Clooney in adaptation of Homer's classic

JAKARTA (JP): Adapted from Homer's classic piece The Odyssey, O'Brother Where Art Thou is set in the 1930s, a period when America was a junction of a number of great streams of sentiment.

Despair brought about by an economic depression, archaic racism (represented by the Ku Klux Klan) and a great desire in each individual to get out of an economic black hole conspire to present to us three fugitives running away from a forced labor camp.

One of these fugitives is sympathetically played by Hollywood sweetheart George Clooney, who is casually dressed and wears a moustache a la Clark Gable and shiny hair a la Mogambo. As you can easily guess, he is the wise Ulysses from whom the Greek king asked for advice. In this film he is called Everett "Ullyse" McGill.

The other two fugitives are a modest and naive person excellently played by Tim Blake Nelson (Delmar) and Pete, played by John Torturro. The escape made by the three fugitives symbolizes the sentiments of all individuals in 1930s to get out of the socially oppressive situation then prevailing.

Joel Coen, who has the reputation of a cynical post-modern director, offers a treasure worth US$ 1.2 million hidden somewhere in a cabin on condition that it must be found in three days. This amount is an illusory figure simply to validate Coen's version of The Odyssey.

As usual, Coen, who collaborated with his brother Ethan Coen as screenwriter, does not constrain himself to the rationality of every detail. The escape of the three (anti-) heroes from a heavily guarded camp has in itself stretched credibility to its limit.

However, it is not rationality on center stage, but a story of life.

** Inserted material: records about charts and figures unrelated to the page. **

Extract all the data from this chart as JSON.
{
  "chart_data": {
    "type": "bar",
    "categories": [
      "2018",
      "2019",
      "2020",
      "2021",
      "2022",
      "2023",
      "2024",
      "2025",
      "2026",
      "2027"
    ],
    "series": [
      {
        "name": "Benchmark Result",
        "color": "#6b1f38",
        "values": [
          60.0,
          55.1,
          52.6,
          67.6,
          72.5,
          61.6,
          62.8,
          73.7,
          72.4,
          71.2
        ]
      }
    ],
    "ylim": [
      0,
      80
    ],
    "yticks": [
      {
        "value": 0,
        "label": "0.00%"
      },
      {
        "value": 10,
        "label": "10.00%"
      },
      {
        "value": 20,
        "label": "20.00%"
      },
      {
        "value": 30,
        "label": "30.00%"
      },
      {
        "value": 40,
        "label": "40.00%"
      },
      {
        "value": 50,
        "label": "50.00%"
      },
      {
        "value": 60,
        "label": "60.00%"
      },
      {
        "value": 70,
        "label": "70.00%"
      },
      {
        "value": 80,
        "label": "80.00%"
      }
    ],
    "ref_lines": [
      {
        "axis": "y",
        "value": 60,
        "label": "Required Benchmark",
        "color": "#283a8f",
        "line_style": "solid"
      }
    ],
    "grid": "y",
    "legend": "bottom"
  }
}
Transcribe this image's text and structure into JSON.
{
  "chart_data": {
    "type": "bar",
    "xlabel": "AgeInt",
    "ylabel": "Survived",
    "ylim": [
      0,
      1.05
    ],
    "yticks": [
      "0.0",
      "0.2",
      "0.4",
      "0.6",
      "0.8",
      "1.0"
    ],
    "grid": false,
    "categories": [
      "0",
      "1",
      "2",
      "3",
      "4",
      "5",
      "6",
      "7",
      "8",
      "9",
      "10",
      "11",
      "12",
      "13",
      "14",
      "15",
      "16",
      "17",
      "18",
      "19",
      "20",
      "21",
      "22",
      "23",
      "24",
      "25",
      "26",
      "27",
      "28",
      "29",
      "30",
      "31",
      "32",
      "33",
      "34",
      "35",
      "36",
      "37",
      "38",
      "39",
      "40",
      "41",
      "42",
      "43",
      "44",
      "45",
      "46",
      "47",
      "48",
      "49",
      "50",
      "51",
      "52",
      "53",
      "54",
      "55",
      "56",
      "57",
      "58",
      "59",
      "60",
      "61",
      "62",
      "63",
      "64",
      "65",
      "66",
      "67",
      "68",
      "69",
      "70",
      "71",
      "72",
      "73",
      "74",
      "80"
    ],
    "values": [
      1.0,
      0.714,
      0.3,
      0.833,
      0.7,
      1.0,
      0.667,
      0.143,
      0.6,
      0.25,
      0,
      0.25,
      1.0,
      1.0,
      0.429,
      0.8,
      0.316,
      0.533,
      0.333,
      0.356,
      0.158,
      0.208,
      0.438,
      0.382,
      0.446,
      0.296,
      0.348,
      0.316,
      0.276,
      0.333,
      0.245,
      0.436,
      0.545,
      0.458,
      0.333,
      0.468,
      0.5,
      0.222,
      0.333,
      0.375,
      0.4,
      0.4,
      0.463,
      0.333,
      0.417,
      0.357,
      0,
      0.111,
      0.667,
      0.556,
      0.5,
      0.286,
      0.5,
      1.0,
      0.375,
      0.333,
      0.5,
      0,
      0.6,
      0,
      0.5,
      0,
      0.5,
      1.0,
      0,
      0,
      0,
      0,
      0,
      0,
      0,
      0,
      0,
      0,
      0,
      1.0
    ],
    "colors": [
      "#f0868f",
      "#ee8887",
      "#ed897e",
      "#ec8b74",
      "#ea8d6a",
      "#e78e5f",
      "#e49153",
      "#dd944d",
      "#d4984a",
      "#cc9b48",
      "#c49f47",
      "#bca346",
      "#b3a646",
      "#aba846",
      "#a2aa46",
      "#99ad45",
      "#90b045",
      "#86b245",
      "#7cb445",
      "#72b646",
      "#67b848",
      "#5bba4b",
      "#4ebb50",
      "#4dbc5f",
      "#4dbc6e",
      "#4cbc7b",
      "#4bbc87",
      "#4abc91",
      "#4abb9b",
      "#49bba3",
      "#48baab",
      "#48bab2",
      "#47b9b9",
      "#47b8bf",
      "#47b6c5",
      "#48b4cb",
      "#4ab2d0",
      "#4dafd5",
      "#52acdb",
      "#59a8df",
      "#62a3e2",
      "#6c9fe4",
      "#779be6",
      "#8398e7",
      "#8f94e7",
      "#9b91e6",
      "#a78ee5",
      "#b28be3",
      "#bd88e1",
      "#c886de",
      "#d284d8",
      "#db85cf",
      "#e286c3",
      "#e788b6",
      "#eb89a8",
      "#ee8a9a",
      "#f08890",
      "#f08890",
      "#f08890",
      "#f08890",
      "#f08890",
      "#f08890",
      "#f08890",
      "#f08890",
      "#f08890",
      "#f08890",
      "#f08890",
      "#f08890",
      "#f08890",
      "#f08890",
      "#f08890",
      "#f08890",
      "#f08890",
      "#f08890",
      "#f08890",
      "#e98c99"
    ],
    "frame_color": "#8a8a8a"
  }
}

The beauty of the story emerges as various events and characters are reconciled to depict the comedy of life. Betrayal, friendship, racism, the need for the warmth of a family, cruelty and an ambition all compete in this tapestry of life. Even Ullyse the wise becomes highly human when he must try to foil a plan by his wife (played by Holly Hunter) to marry a man with a better- secured future.

Like the previous film, The Big Lebowski, illusion and emptiness constitute the instinct of the Coen Brothers' film. The hidden treasure is never found and may never have existed at all; a woman's caresses and warmth are never empirical in nature; holiness is no guarantee of chastity, and power cannot guarantee wisdom. For the entire 1 hour and 42 minutes, the beauty of the film actually rests on Coen's ability to encourage the moviegoers to move from one emptiness to another.

As this emptiness is presented in comedy, Coen's film is entertainingly pleasing. The moment you step out of the cinema, you seem to concur with Kafka or Preston Sturges (a nearly forgotten film comedian), to whom the film is dedicated, that the greatness of a comedy is found deep beneath the laughter.